CROWN POINT — Fifty years ago, retired Crown Point High School theater/art teacher Marion Kellum made a film in response to the Vietnam War.
For 47 years, the film sat in a tin can in Kellum’s basement disintegrating. That was until a former student, Weston Morris, offered to repair it.
When 1969 came around, the United States was already in the Vietnam War. In a recent interview with The Times, Kellum recalled his students getting drafted into the war.
Four, who all shared the name David, were drafted or volunteered to go to Vietnam. Three died, while one went on to become a photographer, he recalled.
“One after another, three were killed in action and it was a very hard,” he said. “My heart went out to their families, of course, whose loss was greater than anyone's …
"The three young men who didn't come back, I can honestly say haunted me."
It was those men and his second-grader son who prompted Kellum to make the film, “DAVID”.
“DAVID” is a pantomime film that tells a symbolic story about the war. It opens with the birth of a child and follows the child throughout his life, Kellum said.
“It's kind of simple on the one hand, and yet, if you're watching it, you're thinking, 'Where's this going? What does this all mean?'” he said.
It has been four years since Morris started to piece the film back together, something that Kellum sees as a gift.
“I knew that the splices were crudely done, not for sure that any of them had come apart, and I was kind of experimental as a new, never having done a film before,” said Kellum, who is now 84. “So I thought, 'Well, that's a lost cause. I'll never get to see it again.' And it kind of made me sad because I would have liked to …
“It's like it never did disintegrate, which, in fact it did. My hats off to him, and I admire the work and I'm just in awe of what he's done."
For the first time in more than 40 years, the film was shown during the Crown Point High Schools Class of 1969 reunion. Now, the city’s residents will have a chance to view the film, too.
At 6:30 p.m. Saturday, “DAVID” will be shown at the historic Lake County courthouse. The cost to attend is $5 and proceeds will go to the Lake Court House Foundation.
Restoring the film wasn’t an easy task, Morris said. Though he has worked on the project over the course of four years, he estimates he has spent a year-and-a-half working on the film using Adobe programs.

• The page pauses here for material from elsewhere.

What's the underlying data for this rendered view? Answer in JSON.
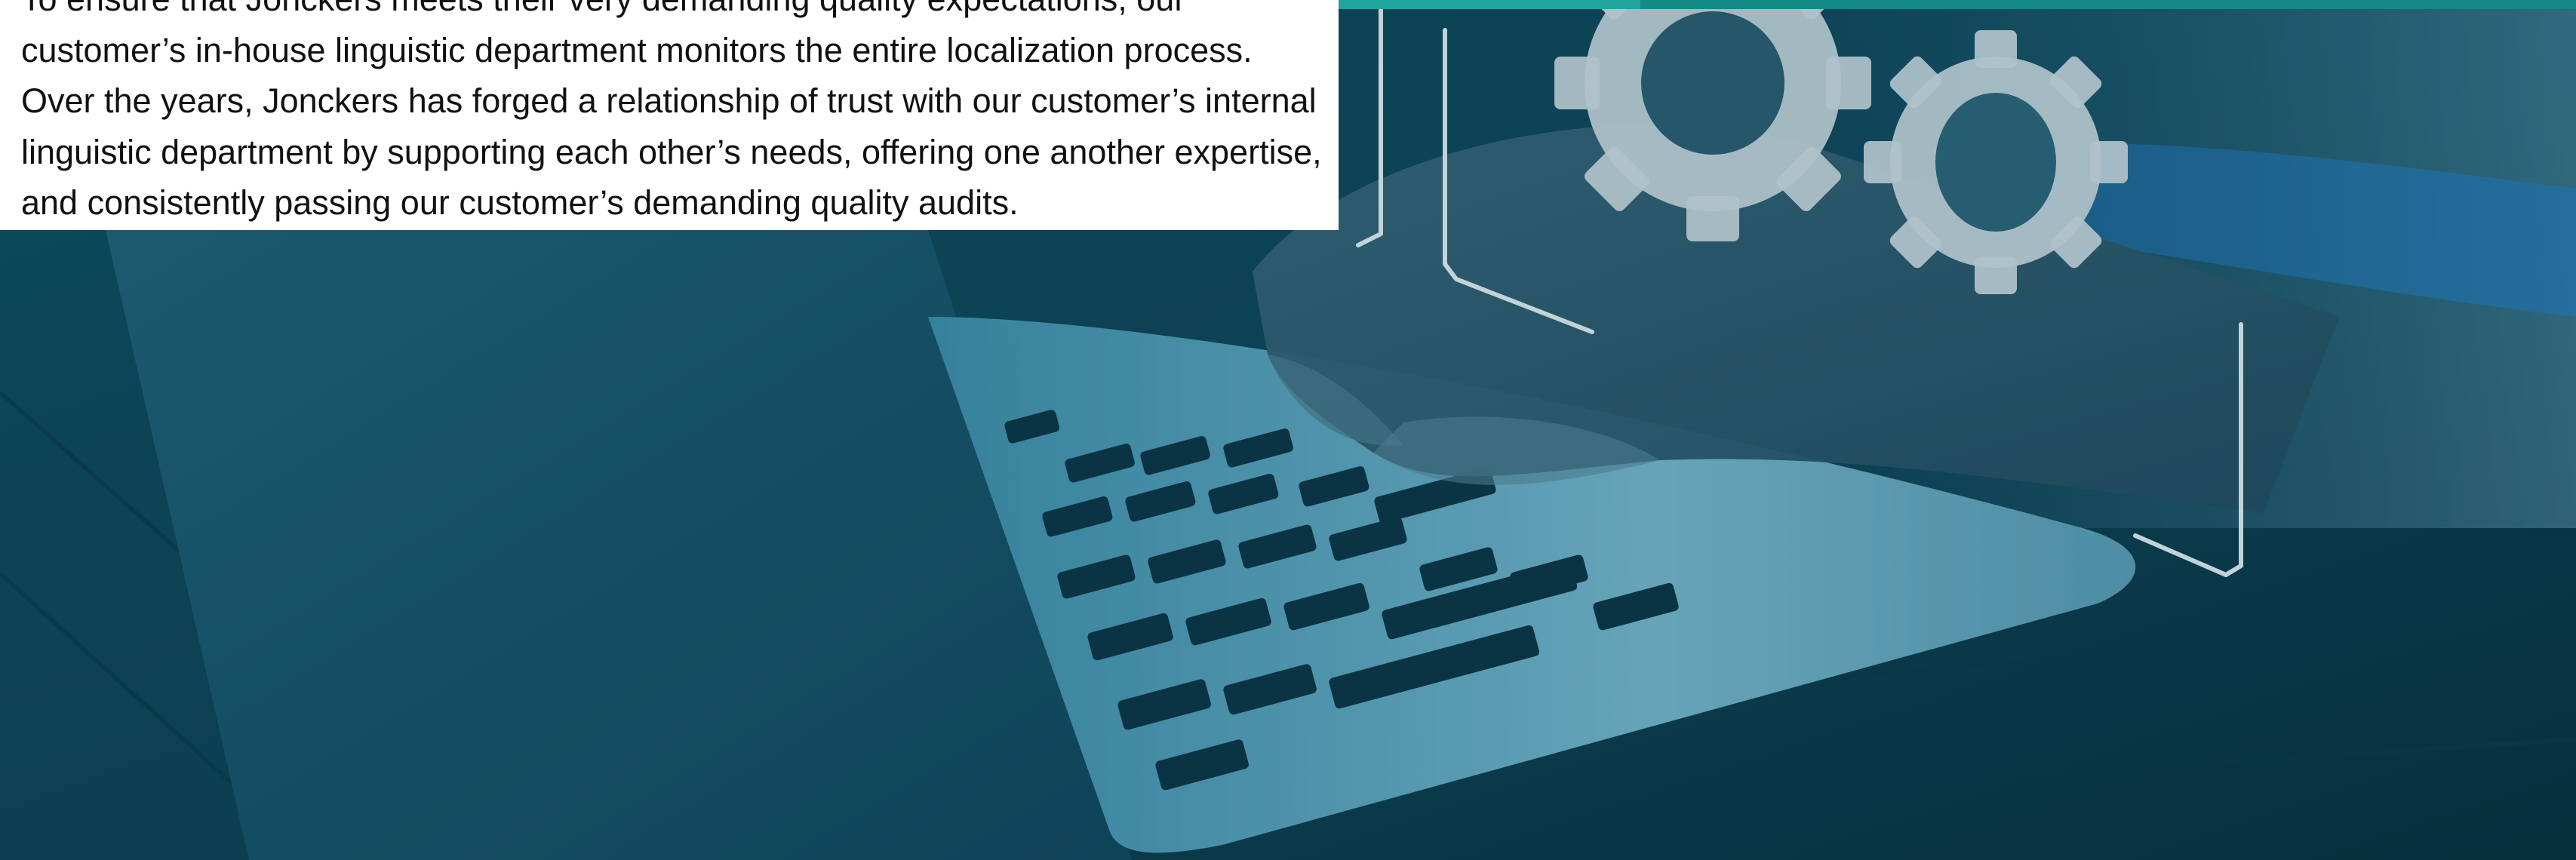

“Being a former student of his, and he was a big influencer and a mentor to me, I just was curious,” said Morris, who graduated from CPHS in 1986. “I kept clearly in touch with him over the over the decades and just was visiting him one day and I thought I'd ask him, 'So tell me about this, David.' and that's how it started.”
Morris said the gesture turned into a gift for Kellum as time has passed, and when it all came together on the big screen for the first time, it was emotional.
“Just to watch everyone's expressions, you know, just in awe and laughter it's like I was almost watching them go back into time,” he said.
After Saturday’s showing, Morris said he’s not sure what will become of “DAVID,” but says the decision lies with Kellum.
“To me, this is his film. I just brought it back, that’s all,” Morris said.
A previous version of this story had the incorrect spelling of Weston Morris' name. The correct spelling is Weston Morris. The change has been reflected throughout the story.